Even if SpaceX were to get the seal of approval to move forward with its expansion proposal, officials say that doesn’t mean the company could start a Florida launch campaign right away. Dankert said now that Starship has flown for the first time, experts will take a close look at the impacts of that launch and subsequent others and compare them to their first environmental assessment.
“We want to understand what we evaluated in 2019 in the (environmental assessment), if the concept of operations, or as SpaceX continues to learn more about that program and the vehicle and we do as well, if there’s a (change) there, if there’s something that we would need to go back and look at from an environmental perspective to ensure that we’re not going to have any unforeseen impacts,” Dankert said.
He said the team at KSC is interested in getting a detailed report of impacts on structures and natural resources surrounding the launch site near Boca Chica, Texas.
Return to flight
Of course, officials say SpaceX will also need to receive a launch license to launch Starship from Florida as well. The FAA is currently going through a mishap investigation alongside SpaceX to fully evaluate the test flight from Texas.
“A return to flight of the Starship/Super Heavy vehicle is based on the FAA determining that any system, process, or procedure related to the mishap does not affect public safety. This is standard practice for all mishap investigations,” the agency said in a statement.
Videos showing debris falling after the Starship explosion got a lot of people talking about the wider impacts of the test flight.
The FAA released the following statement Wednesday to discuss the potential environmental impacts of the mission:
“The Anomaly Response Plan referenced in the 2022 Programmatic Environmental Assessment has been activated. In addition, other environmental mitigations require that SpaceX must have ongoing monitoring of vegetation and wildlife by a qualified biologist. This includes conducting a pre- and post-launch survey and submitting a report to the FAA and to the other involved state or federal agencies. There are also required mitigations specific to SpaceX coordinating with state or federal agencies to remove launch debris from sensitive habitats. The FAA will ensure SpaceX complies with all required mitigations.

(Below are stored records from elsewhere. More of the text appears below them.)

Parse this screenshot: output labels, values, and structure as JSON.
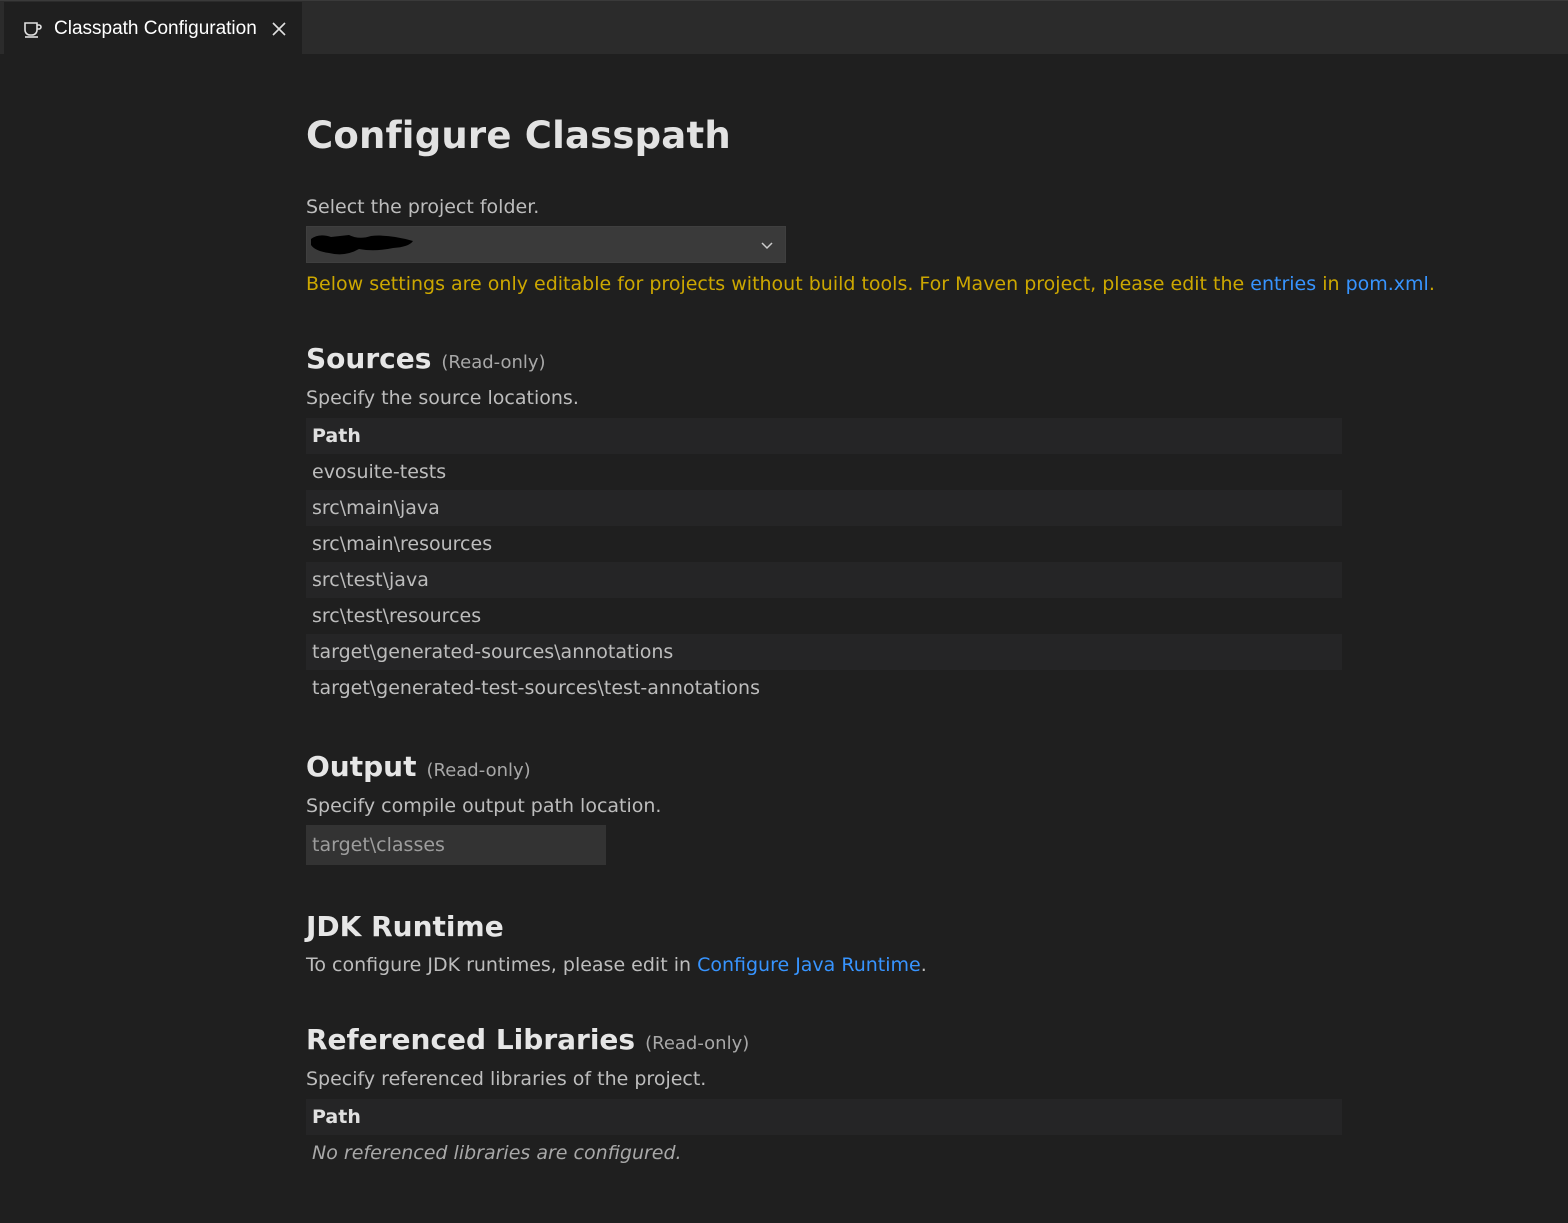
{
  "tab": {
    "label": "Classpath Configuration",
    "icon": "coffee-cup-icon"
  },
  "page": {
    "title": "Configure Classpath",
    "select_label": "Select the project folder.",
    "warning": {
      "prefix": "Below settings are only editable for projects without build tools. For Maven project, please edit the ",
      "link1": "entries",
      "middle": " in ",
      "link2": "pom.xml",
      "suffix": "."
    }
  },
  "sources": {
    "title": "Sources",
    "tag": "(Read-only)",
    "description": "Specify the source locations.",
    "column": "Path",
    "rows": [
      "evosuite-tests",
      "src\\main\\java",
      "src\\main\\resources",
      "src\\test\\java",
      "src\\test\\resources",
      "target\\generated-sources\\annotations",
      "target\\generated-test-sources\\test-annotations"
    ]
  },
  "output": {
    "title": "Output",
    "tag": "(Read-only)",
    "description": "Specify compile output path location.",
    "value": "target\\classes"
  },
  "jdk": {
    "title": "JDK Runtime",
    "prefix": "To configure JDK runtimes, please edit in ",
    "link": "Configure Java Runtime",
    "suffix": "."
  },
  "libraries": {
    "title": "Referenced Libraries",
    "tag": "(Read-only)",
    "description": "Specify referenced libraries of the project.",
    "column": "Path",
    "empty": "No referenced libraries are configured."
  },
  "colors": {
    "background": "#1f1f1f",
    "tabbar": "#2b2b2b",
    "warning": "#cca700",
    "link": "#3794ff"
  }
}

Furthermore, the FAA made compliance with the environmental mitigations a condition of the license.”
The agency went on to state that SpaceX must coordinate with state and federal agencies “to remove launch debris from sensitive habitats.”

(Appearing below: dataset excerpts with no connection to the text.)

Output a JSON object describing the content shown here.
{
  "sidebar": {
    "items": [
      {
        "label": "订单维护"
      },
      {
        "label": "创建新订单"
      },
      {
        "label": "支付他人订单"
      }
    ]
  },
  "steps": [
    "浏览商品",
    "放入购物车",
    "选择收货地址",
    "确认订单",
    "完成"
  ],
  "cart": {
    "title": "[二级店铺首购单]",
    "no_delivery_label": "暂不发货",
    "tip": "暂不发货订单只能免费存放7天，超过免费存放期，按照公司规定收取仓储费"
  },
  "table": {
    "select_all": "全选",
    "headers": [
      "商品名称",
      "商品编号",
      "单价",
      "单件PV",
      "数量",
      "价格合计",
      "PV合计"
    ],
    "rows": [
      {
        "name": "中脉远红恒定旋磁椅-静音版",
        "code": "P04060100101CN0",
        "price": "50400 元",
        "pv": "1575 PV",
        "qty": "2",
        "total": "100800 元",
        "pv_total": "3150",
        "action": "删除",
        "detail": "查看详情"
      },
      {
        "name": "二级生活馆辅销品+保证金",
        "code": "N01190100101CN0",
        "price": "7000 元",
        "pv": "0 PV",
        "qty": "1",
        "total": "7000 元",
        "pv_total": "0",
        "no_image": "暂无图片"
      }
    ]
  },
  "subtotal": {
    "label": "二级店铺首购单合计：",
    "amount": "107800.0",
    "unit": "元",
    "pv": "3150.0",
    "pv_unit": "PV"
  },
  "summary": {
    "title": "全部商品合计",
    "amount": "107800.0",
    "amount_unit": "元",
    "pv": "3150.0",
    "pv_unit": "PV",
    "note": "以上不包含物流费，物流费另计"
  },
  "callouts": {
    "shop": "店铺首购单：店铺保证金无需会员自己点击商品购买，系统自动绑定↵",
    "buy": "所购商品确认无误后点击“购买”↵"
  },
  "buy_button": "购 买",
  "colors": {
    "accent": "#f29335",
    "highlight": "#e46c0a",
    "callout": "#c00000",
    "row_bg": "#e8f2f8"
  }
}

In a Twitter response to Ars Technica’s Senior Space Editor Eric Berger, SpaceX founder Elon Musk said based on early assessments, the team needs to make some notable upgrades before attempting to launch again.
Still early in analysis, but the force of the engines when they throttled up may have shattered the concrete, rather than simply eroding it. The engines were only at half thrust for the static fire test.— Elon Musk (@elonmusk) April 22, 2023
DiBello said SpaceX is taking the right steps to get closer to launching Starship with regularity, like its Falcon 9 and Falcon Heavy rockets.
“I think they’re doing the right thing to build it, test it, learn from any failures that are there and then build it and test again,” DiBello said. “And the more that they can do that, the more they’re going to drive down the concern areas over how large a rocket is or what its reliability may be. That’s what it takes to get a new rocket system going.”